Ученые Genome используют британские случаи Сальмонеллы, чтобы пролить свет на африканскую эпидемию

Агрессивный non-typhoidal Сальмонеллез (iNTS) в настоящее время уносит жизни приблизительно 400 000 человек в год в Африке к югу от Сахары. Это вызвано типом Сальмонеллы Typhimurium (ST313), который обычно затрагивает людей с ослабленными иммунными системами, является очень стойким к антибиотикам и может развиваться в инфекции кровотока.Новое исследование, изданное сегодня в Медицине Генома, определило различный и намного менее опасный штамм бактерий ST313 в Великобритании и определило ключевые геномные различия, которые помогают ученым понять, почему африканское напряжение вызывает такой высокий уровень болезни.Исследовательская группа проанализировала ДНК больше чем 3 000 Сальмонелл образцы Typhimurium, собранные Public Health England с 2014, и обнаружила, что 2,7% были бактериями ST313.

Однако Великобритания-ST313 отличается от вариантов ST313, найденного в живущем к югу от Сахары африканце. Инфекция, вызванная Великобританией-ST313, обычно является менее тяжелой желудочно-кишечной болезнью, и бактериальные штаммы были восприимчивы к большинству антибиотиков.

Дальнейший анализ показал отличные и потенциально важные различия между британской и африканской Сальмонеллой с африканскими бактериями все содержащие ДНК двух вирусов, интегрированных в их хромосомы.Совместный ведущий автор Сиань Оуэн, от Института Университета Интегральной Биологии, сказал, что «Наши результаты предполагают, что эти два вируса всегда находятся у африканской Сальмонеллы ST313, все же никогда в британском варианте. Такая прочная ассоциация предполагает, что приобретение этих вирусов, возможно, было важным событием для развития африканского напряжения.

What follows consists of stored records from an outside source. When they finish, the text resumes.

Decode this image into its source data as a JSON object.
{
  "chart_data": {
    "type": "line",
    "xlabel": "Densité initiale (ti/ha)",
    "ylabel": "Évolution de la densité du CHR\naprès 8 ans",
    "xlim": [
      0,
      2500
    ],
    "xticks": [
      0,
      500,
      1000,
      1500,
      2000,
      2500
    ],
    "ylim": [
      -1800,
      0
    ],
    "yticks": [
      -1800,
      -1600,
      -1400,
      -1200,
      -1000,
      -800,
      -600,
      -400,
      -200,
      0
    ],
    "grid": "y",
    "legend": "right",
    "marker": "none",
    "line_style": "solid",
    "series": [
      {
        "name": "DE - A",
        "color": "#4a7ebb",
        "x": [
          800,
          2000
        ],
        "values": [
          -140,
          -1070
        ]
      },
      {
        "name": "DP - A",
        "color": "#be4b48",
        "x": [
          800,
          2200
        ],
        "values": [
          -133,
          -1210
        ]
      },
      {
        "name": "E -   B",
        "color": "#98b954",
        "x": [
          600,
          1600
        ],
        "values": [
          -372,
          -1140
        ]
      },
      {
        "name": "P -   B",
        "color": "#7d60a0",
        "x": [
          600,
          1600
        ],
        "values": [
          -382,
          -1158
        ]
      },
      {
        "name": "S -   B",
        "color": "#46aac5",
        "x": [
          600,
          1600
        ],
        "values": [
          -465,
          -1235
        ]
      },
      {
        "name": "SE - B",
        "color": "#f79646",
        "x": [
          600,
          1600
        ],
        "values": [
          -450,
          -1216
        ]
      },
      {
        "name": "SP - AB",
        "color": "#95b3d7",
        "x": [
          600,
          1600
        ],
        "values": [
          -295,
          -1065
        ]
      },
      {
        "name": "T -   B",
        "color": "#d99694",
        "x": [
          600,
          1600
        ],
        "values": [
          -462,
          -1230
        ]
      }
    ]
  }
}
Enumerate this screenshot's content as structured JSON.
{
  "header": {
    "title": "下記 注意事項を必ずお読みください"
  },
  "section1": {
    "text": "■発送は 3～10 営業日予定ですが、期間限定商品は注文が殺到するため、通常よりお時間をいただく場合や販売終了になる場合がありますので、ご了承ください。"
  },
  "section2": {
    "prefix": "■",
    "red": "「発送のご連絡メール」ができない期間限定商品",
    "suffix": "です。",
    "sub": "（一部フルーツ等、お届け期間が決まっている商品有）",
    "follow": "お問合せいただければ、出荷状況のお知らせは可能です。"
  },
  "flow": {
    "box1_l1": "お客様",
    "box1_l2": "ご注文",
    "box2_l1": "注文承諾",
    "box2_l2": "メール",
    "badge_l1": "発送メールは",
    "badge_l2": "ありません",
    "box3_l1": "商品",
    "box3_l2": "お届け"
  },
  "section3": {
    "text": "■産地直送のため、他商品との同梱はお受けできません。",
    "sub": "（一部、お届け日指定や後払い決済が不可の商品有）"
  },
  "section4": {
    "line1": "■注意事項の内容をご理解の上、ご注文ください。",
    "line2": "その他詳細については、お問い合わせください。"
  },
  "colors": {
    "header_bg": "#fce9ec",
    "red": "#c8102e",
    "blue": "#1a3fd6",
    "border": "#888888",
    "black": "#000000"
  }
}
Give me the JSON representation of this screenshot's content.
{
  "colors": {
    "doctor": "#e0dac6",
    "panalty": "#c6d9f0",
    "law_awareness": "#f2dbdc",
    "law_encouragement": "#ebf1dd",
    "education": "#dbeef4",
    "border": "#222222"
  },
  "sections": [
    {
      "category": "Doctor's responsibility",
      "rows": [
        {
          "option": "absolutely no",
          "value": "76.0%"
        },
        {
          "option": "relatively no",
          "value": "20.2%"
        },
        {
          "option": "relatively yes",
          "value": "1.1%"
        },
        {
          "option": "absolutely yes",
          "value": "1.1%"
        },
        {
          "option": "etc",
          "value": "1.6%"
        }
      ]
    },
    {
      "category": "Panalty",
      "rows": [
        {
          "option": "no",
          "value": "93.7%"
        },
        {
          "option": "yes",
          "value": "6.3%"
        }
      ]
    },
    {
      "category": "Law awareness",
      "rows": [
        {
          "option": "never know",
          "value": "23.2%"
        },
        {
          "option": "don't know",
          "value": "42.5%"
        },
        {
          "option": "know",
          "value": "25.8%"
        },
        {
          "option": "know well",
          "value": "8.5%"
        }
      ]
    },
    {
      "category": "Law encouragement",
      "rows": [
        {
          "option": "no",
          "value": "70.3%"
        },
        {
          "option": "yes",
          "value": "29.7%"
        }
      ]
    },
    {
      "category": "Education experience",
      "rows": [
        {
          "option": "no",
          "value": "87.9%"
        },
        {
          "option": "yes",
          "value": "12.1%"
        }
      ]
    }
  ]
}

Британские геномы ST313 помогают нам соединить загадку того, как африканская Сальмонелла развилась».Команда также проанализировала геномы Сальмонеллы для генетических мутаций, которые могли затронуть способность бактерий вызвать болезнь. Один из ST313 изолирует определенный, который был транспортирован в Великобританию из Африки, нес мутацию, которая могла иметь последствия для будущего развития вакцины, а также новую комбинацию генов устойчивости к антибиотикам.Профессор Джей Хинтон, который возглавляет исследовательскую группу Ливерпульского университета, объяснил: «Хотя клиническая картина эпидемии Сальмонеллы в Африке известна, мало известно о биологии болезнетворного микроорганизма ST313, делая его тяжелее, чтобы разработать эффективные стратегии управления.

Это исследование подчеркивает ценную роль, которую обычное геномное упорядочивание здесь в Великобритании может играть, чтобы улучшить наше понимание, и помощь занимаются действительно важной проблемой со здоровьем в развивающихся странах».Доктор Тим Даллмен, из Public Health England, добавил: «Идентификация этой новой британской популяции Сальмонеллы была только сделана возможной недавним введением обычного целого генома, упорядочивающего из образцов Сальмонеллы, которые вызывают человеческую болезнь в Англии и Уэльсе, позволяя нам сделать важные открытия, которые были бы пропущены обычными микробиологическими методами».

Исследователи теперь выполняют подробное сравнение британских и африканских вариантов ST313, чтобы попытаться понять, почему африканская Сальмонелла вызывает такой высокий уровень болезни.